Friday, December 15, 2017

Canada’s Conscription Election: One Hundred Years Ago

During the First World War, on December 17, 1917, Canadians elected a federal government that backed the decision of the government of Prime Minister Sir Robert Borden to conscript men to serve overseas in the armed forces.  The election bitterly divided French speaking Canadians from English speaking Canadians, leaving scars on the country that have never fully healed.

French speaking Canadians viewed the war, which began in 1914, very differently than did most of their fellow countrymen.  For them, the war was seen as a British imperial undertaking, leaving most of them lukewarm about volunteering to fight in it.

By  1917, with Canadian casualties soaring and voluntary recruitment waning—130,000 had been killed or maimed--Prime Minister Borden concluded that the government would have to resort to conscription to maintain the armed forces at full strength. 

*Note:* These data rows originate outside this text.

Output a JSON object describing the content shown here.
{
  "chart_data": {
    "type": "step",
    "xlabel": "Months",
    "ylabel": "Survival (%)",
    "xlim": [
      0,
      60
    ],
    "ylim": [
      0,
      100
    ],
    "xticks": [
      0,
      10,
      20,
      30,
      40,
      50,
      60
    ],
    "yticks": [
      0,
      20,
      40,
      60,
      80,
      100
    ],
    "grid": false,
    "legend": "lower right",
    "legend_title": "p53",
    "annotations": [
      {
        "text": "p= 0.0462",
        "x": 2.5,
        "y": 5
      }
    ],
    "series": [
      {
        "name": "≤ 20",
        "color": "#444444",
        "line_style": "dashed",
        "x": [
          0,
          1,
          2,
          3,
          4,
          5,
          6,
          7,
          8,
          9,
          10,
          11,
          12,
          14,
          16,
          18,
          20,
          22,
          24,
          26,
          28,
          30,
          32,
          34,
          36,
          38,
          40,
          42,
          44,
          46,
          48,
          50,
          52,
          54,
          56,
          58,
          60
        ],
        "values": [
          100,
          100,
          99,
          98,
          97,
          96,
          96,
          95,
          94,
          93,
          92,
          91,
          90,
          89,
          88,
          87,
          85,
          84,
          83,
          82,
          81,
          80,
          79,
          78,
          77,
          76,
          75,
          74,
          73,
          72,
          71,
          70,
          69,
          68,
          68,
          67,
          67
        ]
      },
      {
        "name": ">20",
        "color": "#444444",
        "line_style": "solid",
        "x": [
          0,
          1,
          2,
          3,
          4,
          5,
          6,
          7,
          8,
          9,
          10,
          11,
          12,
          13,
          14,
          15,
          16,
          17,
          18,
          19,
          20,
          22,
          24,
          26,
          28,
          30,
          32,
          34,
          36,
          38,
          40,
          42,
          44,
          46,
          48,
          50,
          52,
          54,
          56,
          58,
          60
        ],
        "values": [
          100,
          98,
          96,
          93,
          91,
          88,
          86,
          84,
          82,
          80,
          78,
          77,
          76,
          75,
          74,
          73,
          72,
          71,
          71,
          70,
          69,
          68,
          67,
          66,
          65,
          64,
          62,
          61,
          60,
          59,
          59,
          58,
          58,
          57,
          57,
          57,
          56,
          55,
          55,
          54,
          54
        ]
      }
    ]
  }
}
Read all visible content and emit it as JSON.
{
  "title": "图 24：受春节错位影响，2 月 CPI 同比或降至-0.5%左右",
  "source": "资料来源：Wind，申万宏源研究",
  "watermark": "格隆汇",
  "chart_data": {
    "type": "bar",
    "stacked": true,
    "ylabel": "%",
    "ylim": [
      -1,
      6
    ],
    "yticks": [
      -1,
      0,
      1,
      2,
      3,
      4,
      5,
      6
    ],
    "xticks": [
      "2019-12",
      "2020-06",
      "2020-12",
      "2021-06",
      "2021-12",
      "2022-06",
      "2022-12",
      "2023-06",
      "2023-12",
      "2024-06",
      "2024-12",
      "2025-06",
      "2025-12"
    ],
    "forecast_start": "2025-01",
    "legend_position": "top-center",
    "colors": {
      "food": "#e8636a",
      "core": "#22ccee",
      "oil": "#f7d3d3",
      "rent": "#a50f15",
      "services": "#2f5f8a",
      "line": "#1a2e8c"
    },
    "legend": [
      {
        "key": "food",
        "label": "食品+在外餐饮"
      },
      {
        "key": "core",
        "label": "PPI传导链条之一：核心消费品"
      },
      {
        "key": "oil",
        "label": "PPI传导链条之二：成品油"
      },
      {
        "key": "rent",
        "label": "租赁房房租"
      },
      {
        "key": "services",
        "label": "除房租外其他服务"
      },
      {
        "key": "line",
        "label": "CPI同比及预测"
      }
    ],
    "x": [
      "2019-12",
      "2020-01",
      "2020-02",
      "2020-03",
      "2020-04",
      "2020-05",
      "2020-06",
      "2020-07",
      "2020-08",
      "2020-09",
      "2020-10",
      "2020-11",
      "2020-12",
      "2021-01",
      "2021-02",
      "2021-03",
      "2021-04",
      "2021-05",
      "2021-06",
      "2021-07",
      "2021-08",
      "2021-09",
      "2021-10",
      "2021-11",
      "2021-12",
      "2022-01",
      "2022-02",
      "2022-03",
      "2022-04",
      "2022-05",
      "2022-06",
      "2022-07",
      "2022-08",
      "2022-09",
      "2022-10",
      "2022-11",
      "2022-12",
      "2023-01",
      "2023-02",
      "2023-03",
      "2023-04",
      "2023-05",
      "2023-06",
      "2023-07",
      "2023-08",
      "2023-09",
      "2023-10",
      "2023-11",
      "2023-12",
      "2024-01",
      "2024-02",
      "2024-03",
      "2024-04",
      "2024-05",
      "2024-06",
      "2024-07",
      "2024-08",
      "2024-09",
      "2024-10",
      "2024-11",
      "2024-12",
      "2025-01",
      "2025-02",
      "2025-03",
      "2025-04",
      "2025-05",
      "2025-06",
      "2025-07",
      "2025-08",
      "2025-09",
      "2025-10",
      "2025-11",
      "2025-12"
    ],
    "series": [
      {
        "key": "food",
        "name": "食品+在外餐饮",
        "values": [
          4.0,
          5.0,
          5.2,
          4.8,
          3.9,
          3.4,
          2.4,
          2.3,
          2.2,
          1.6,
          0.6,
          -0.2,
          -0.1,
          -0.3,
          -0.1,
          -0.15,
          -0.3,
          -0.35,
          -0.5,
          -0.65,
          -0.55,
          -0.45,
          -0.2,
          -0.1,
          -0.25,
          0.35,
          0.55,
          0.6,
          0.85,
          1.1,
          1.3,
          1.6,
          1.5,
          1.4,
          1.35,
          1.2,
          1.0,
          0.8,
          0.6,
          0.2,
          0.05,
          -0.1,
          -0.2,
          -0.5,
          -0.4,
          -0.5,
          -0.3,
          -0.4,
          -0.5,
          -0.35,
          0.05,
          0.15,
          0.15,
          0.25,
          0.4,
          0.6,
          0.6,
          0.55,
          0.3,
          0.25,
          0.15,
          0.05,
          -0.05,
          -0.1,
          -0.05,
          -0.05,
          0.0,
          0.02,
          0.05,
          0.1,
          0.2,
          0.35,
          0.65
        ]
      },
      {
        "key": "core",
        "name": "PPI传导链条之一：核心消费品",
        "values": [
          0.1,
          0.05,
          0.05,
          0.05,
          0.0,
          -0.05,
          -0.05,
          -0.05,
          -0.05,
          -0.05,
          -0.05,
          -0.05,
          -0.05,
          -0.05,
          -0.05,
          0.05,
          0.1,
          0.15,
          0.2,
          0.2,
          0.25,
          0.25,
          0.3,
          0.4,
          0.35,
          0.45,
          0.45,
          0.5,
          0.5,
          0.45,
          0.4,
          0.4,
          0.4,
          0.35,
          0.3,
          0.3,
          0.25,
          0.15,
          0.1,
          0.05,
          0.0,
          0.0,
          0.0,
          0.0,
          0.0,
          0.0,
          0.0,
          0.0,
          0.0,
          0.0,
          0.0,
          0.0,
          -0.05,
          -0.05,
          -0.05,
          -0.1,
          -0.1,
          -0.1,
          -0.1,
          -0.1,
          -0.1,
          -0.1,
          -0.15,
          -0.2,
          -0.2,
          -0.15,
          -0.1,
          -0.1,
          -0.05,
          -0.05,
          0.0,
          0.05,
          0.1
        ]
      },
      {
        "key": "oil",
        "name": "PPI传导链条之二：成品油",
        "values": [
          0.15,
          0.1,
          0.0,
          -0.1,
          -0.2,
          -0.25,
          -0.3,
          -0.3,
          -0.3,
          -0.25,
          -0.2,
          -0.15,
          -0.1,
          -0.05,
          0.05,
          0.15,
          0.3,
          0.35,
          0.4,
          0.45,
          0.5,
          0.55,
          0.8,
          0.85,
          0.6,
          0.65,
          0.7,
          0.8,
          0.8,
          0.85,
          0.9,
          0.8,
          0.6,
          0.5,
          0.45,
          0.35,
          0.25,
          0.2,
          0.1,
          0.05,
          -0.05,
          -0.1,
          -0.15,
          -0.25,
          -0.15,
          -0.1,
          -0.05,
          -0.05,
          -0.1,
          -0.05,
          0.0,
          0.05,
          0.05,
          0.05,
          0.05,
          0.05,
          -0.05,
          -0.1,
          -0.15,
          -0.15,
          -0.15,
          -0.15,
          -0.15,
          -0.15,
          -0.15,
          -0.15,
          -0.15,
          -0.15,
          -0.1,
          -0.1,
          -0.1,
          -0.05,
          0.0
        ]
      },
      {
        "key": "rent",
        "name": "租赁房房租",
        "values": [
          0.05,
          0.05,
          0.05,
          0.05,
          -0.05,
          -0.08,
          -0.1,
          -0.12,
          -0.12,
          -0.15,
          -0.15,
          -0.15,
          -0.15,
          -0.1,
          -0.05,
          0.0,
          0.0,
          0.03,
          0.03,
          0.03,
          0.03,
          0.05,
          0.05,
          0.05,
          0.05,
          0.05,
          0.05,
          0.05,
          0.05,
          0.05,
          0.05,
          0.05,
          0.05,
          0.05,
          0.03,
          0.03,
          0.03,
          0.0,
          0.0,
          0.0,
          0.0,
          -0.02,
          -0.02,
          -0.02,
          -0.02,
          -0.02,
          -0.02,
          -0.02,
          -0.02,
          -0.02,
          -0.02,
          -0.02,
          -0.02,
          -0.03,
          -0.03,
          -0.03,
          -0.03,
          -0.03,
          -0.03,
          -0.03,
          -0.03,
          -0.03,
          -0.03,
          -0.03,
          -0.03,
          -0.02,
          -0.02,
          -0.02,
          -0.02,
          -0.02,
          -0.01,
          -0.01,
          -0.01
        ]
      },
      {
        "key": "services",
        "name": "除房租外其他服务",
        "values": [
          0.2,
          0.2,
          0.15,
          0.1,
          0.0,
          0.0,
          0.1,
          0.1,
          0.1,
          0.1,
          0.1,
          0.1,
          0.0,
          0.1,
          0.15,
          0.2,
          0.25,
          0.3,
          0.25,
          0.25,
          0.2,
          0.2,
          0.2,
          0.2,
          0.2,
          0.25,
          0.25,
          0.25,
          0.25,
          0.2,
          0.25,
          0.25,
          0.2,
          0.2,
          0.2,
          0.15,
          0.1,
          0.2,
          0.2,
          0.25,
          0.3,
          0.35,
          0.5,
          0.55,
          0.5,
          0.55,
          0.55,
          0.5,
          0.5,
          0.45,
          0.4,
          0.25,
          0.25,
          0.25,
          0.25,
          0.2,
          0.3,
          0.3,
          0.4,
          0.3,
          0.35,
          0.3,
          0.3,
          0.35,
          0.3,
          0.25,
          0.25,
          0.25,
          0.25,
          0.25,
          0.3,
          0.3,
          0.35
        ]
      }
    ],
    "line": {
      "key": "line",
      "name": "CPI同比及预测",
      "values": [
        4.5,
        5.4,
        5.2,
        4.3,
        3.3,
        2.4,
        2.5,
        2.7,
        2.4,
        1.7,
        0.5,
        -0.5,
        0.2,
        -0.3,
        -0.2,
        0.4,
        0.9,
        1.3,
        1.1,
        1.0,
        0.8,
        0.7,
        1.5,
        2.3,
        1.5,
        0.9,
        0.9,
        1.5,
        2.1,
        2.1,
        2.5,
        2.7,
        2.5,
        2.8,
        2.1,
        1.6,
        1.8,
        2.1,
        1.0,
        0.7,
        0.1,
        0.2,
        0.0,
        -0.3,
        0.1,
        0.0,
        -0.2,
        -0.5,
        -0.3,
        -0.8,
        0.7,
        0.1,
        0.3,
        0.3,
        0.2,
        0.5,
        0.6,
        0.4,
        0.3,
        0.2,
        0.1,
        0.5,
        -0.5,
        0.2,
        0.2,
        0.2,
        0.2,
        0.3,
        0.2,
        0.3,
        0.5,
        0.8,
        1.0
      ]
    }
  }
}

In August 1917, the Military Service Act became law, opening the way for men to be conscripted for service on the western front in Europe.

The Borden government turned down the proposal of Liberal leader and former Prime minister Sir Wilfrid Laurier to hold a national referendum on the conscription issue.  The Liberal Party proceeded to split with pro conscription Liberals deserting to Borden who recruited a number of Liberals into his cabinet. With Liberals on board, Borden transformed his government from Conservative to Unionist.

The Laurier Liberals fought the bitter election of 1917 in opposition to conscription.   They carried 62 out of 65 seats in Quebec.  However, the Unionists swept English-speaking Canada and thereby retained power, winning 153 seats to 82 for the Liberals.

This enormously consequential Canadian election was conducted under altered electoral rules.  Those who had migrated to Canada from enemy countries since 1902 lost their right to vote and the close female relatives of members of the armed forces serving in Europe gained the right to vote.  It was the first time that any women in Canada voted in a federal election. 

George Etienne Cartier, the Quebec leader, who had been John A. Macdonald’s partner in the struggle for Confederation in the 1860s, had predicted that since Canada would have two major political parties, Conservatives and Liberals, with a large number of French Canadians in both, that politics would never align the English against the French on a critical issue.  Conscription proved his prediction wrong. 

The election of December 1917 divided the country along linguistic lines with almost every Anglophone riding in the country electing a pro-conscription candidate, while nearly every Francophone riding elected an anti-conscription Liberal.

Four days after the election, on December 21, 1917, in an atmosphere of raw antagonism, Joseph-Napoleon Francoeur, a Liberal member of the Quebec Legislative Assembly drafted a resolution calling for the secession of Quebec from Canada.  The resolution received huge attention in newspapers across the country.  Quebec’s Liberal Premier Lomer Gouin finally managed to convince Francoeur to withdraw the resolution, so that this Quebec separatist resolution was never put to a vote. 

In the spring of 1918, anti-conscription riots broke out in Quebec City. The Borden government dispatched troops to the city and anti-conscription crowds filled the streets in protest.  In response to shots being fired at the soldiers from concealed positions, the troops opened fire on the crowds driving them to flight.  Official figures put the number killed at five, with no soldiers among the dead.

In the province of Quebec, thousands of men who were conscripted hid out in the countryside, some of them in armed camps.  In English Canada as well, there was resistance to the draft.  Thousands of men from rural areas failed to report when they were called up. 

In the end, in part as a consequence of exemptions and resistance to the draft, only twenty-five thousand of those conscripted were actually sent to the front.

The Canadian armed forces performed magnificently during the war.  But if Canadians fought well, the political leaders of the country served them poorly, leaving the country scarred and divided.  The conscription crisis placed a question mark in the minds of many Quebeckers about whether Canada or Quebec was their true homeland.